Toshiba's accounting irregularities and the debate over controversial security bills have made Western investors think twice about investing in Japanese stocks.     

     The book-padding has global investors worrying that Toshiba may be the tip of the iceberg. International investors, who are critical of inefficient companies that cling to outdated practices, are becoming increasingly skeptical about whether a new corporate governance code and other efforts will really help change Japan Inc.'s clubbiness.

     And now that the defense bills have come under hot debate, Prime Minister Shinzo Abe's approval ratings are tumbling. The situation is adding to investors' concerns.
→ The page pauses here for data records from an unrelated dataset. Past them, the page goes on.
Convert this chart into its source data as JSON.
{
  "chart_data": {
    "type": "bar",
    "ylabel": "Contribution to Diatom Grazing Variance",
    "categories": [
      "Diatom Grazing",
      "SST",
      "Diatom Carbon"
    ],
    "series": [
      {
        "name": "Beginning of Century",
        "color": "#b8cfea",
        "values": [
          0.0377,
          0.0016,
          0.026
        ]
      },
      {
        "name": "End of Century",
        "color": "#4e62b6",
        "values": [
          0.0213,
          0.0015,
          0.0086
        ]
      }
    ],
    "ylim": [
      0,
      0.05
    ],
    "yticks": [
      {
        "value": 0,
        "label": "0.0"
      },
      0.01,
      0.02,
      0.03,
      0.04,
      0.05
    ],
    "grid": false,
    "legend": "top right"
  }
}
     Investing in Japanese stocks has been supported by a continued rise in stock prices, partly thanks to government stability. But Abe's latest approval ratings seem to be undermining that stability.

     Pension funds and other institutional investors that like to hold on to the stocks they buy are becoming increasingly cautious about investing in Japanese shares.

     Meanwhile, hedge funds are beginning to sell yen for dollars in the foreign exchange markets, with a target exchange rate of around 127 yen. They are constructing portfolios on the assumption of a U.S. rate hike in September; Fed Chair Janet Yellen as much as signaled this move last week while testifying in front of Congress.

     These funds have adopted a volatility-focused stance, buying Japanese stocks only when stock prices wildly gyrate due to political and other factors.

     Generally, foreign investors have been little involved since Japanese stocks began going back up, after Greece's debt crisis and China's stock crash looked to have been solved. But global investors, it seems, remain risk-averse. Although some market watchers say the two risks have faded, questions remain regarding a snap election in Greece and how far China's price-keeping operations can go.

     For the time being, market attention is focused on how much longer Japanese stocks can continue their upswing in the near absence of global investors.

Itsuo Toshima is an independent investment adviser based in Tokyo and the former Japan representative of the World Gold Council.